Высокогорное плато служило основанием для следующей горы — из него поднималась Гири, вторая гора Тригорья. Охотники съели горький горный паек и пожевали зеленых орехов койлл, чтобы утолить жажду. Потом устроились на ночлег. По крайней мере, так подумал Гарамаск. Но тут Чаво вынул из рюкзака струнный инструмент и начал извлекать из него самые противные звуки на свете. Вдобавок своим наглым пронзительным голосом он затянул песню, что больше походило на леденящие душу крики.
Гарамаск понял, что не уснет.
— Ну хорошо, ты убедил меня, волчонок, — прорычал он. — Ты завоевал новый мировой рекорд — самый душераздирающий звук на свете. А теперь, может, пора прекратить?
— Неужели тебе не нравится? — удивился Чаво. — Я горжусь своим пением и игрой. Мы ценим эту музыку за динамическое совершенство и абсолютную раскованность звука…
— Нет, это что-то совершенно иное. Общеизвестно, что рогха — самые музыкальные существа во Вселенной. Почему вы, оганта, их соседи по планете, можете быть столь немузыкальными?

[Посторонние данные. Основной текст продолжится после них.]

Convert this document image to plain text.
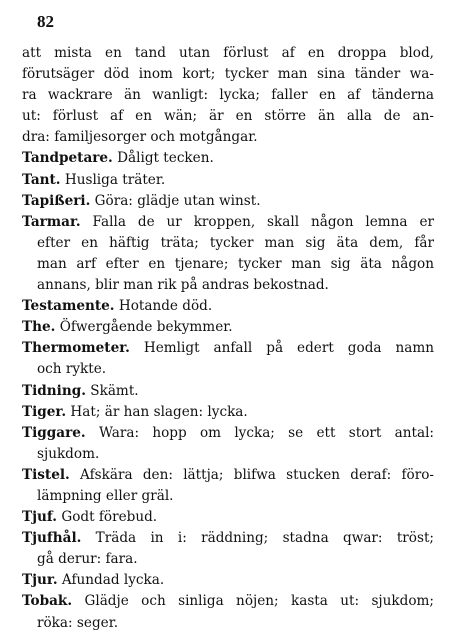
82
att mista en tand utan förlust af en droppa blod,
förutsäger död inom kort; tycker man sina tänder wa-
ra wackrare än wanligt: lycka; faller en af tänderna
ut: förlust af en wän; är en större än alla de an-
dra: familjesorger och motgångar.
Tandpetare. Dåligt tecken.
Tant. Husliga träter.
Tapißeri. Göra: glädje utan winst.
Tarmar. Falla de ur kroppen, skall någon lemna er
efter en häftig träta; tycker man sig äta dem, får
man arf efter en tjenare; tycker man sig äta någon
annans, blir man rik på andras bekostnad.
Testamente. Hotande död.
The. Öfwergående bekymmer.
Thermometer. Hemligt anfall på edert goda namn
och rykte.
Tidning. Skämt.
Tiger. Hat; är han slagen: lycka.
Tiggare. Wara: hopp om lycka; se ett stort antal:
sjukdom.
Tistel. Afskära den: lättja; blifwa stucken deraf: föro-
lämpning eller gräl.
Tjuf. Godt förebud.
Tjufhål. Träda in i: räddning; stadna qwar: tröst;
gå derur: fara.
Tjur. Afundad lycka.
Tobak. Glädje och sinliga nöjen; kasta ut: sjukdom;
röka: seger.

— Я думал, моя музыка тебе придется по душе, — опечалился Чаво. — Я все же надеюсь понравиться тебе. На самом деле мы хорошие. Даже некоторые из рогха признавали это, хоть и с раздражением. Честное слово.
— Вы грубые, неотесанные бычки, Чаво. Я понимаю ваш мир все меньше и меньше. Почему и как вы убиваете рогха? А я уверен, что вы это делаете.
— Но их осталось мало, папа Гарамаск! И становится все меньше и меньше. Зачем говорить, что мы их убиваем, когда мы их уважаем и любим?
— А если бы их было несколько миллионов, вы бы их убивали?
— Конечно, нет. Это же мерзко. Зачем нам убивать, если б их было много? Они настолько совершеннее нас, что мы готовы исполнять любые их приказания.
— Даже убить их, Чаво? Чтобы показать, как сильно вы их любите. Почему ты пытался убить меня во время схватки с Сайнеком?
— Тому несколько причин. Во-первых, у тебя есть достоинство. Во время схватки ты выглядел почти как рогха. Я уважаю и люблю тебя почти так же сильно, как и любого из рогха. Вдобавок мы недавно узнали, что люди Мира действуют на нас так же, как рогха. Поэтому мои товарищи ждали у подножия скалы, готовые распотрошить тебя, если бы ты упал. Еще мы, оганта, испытываем побуждение убивать тех, кто оказывается в положении потенциальной жертвы. Очень часто мы убиваем других оганта только потому, что они попадают в уязвимое положение. Я думаю, всему виной наши инстинкты.
— Я тоже так думаю, Чаво… Вон там, на склоне, танцуют камушки. Или меня подводят глаза и там резвятся маленькие зверьки, издалека похожие на камушки?
— Нет, это танцующие камни, папа Гарамаск. Твои глаза не обманывают тебя. Сейчас я сыграю на хиттуре, а они станцуют под мою музыку. Слушай и смотри! Разве это не животворная музыка, папа Гарамаск?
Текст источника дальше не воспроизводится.